In the list of the Kingdom of Prussia for the 1885 census, Miebach was listed as the residential area of the rural community of Kürten. At that time there were 29 houses with 139 inhabitants. In 1905 the place had 24 houses with 121 inhabitants and belonged to the parish of Biesfeld . In the Prussian first recording from 1836 to 1850, the place is recorded with Obermiebach and Untermiebach . From the time of the Prussian new admission from 1893 to 1896, the place is regularly recorded as Miebach on measuring table sheets .
Others
Miebach is only sparsely found in the literature as a town. A cross at Wipperfürther Straße 202 can be found as monument no. 59 in the list of architectural monuments in Kürten . Otherwise there were only a few small farms and the Haus Weidmannsheil restaurant here until the middle of the 20th century . After the Second World War , a settlement for displaced people from eastern Germany was built on the north-western mountain slope . The rest of the buildings were later concentrated.
See also
literature
- History association for the municipality of Kürten and the surrounding area eV: Cultural and historical evidence in the municipality of Kürten , Kürten 2009
Individual evidence
- ↑ Street names of the municipality of Kürten - origin and meaning (PDF; 137 kB) accessed on March 29, 2013
- ↑ Friedrich von Restorff : Topographical-statistical description of the Royal Prussian Rhine Province , Nicolai, Berlin and Stettin 1830
- ↑ Overview of the components and list of all the localities and individually named properties of the government district of Cologne: by districts, mayor's offices and parishes, with information on the number of people and the residential buildings, as well as the Confessions, Jurisdictions, Military and former state conditions. / ed. from the Royal Government of Cologne [Cologne], [1845]

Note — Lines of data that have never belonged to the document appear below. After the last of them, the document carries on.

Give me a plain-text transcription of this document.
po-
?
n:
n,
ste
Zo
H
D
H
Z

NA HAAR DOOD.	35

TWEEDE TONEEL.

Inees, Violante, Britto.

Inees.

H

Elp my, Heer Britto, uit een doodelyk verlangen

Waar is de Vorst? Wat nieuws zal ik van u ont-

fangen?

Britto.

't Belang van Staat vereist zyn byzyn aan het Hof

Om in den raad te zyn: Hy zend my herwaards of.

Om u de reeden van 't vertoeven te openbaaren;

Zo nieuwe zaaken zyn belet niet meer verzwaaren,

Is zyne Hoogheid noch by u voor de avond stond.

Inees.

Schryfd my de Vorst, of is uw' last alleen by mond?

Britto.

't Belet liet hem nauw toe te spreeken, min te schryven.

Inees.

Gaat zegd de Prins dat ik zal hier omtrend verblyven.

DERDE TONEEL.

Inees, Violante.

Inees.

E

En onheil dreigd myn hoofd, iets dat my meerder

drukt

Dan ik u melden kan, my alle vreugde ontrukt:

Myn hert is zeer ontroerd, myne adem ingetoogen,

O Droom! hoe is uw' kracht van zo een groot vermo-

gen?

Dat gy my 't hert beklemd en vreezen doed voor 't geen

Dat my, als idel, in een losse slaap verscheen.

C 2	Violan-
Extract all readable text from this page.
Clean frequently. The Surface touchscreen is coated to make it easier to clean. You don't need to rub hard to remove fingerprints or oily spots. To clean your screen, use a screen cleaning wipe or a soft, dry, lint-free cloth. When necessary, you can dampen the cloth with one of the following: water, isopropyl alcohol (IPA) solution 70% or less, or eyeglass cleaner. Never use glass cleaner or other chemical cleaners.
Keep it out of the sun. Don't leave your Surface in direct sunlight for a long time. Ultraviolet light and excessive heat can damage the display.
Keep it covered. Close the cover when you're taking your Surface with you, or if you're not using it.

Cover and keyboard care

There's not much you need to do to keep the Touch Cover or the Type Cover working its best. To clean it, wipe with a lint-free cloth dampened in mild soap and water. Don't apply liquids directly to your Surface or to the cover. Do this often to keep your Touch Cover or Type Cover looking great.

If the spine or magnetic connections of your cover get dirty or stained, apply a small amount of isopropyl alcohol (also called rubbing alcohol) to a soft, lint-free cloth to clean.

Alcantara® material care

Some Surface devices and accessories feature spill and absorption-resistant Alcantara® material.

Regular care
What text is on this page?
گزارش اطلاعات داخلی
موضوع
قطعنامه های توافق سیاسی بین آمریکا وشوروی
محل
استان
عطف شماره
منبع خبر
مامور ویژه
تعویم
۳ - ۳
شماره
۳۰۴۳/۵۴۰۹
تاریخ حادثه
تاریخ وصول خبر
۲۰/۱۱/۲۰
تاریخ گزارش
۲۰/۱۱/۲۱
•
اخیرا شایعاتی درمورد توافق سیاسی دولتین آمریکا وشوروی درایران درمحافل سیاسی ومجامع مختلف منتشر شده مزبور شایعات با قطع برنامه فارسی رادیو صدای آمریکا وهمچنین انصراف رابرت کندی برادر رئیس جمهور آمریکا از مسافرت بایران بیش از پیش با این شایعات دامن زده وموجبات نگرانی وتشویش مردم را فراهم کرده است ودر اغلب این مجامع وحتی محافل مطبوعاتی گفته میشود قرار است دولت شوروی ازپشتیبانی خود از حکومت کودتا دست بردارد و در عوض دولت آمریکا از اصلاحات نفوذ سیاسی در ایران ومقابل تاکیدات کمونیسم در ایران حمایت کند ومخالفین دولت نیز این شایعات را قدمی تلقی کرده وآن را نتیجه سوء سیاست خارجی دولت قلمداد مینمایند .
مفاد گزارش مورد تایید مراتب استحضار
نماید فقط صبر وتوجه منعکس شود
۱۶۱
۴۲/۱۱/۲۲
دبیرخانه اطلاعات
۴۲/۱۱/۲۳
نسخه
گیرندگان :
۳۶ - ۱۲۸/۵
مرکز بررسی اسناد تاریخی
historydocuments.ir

- ↑ Königliches Statistisches Bureau (Prussia) (Ed.): Community encyclopedia for the Rhineland Province, based on the materials of the census of December 1, 1885 and other official sources, (Community encyclopedia for the Kingdom of Prussia, Volume XII), Berlin 1888.
- ↑ Königliches Statistisches Bureau (Prussia) (Ed.): Community encyclopedia for the Rhineland Province, based on the materials of the census of December 1, 1905 and other official sources, (Community encyclopedia for the Kingdom of Prussia, Volume XII), Berlin 1909.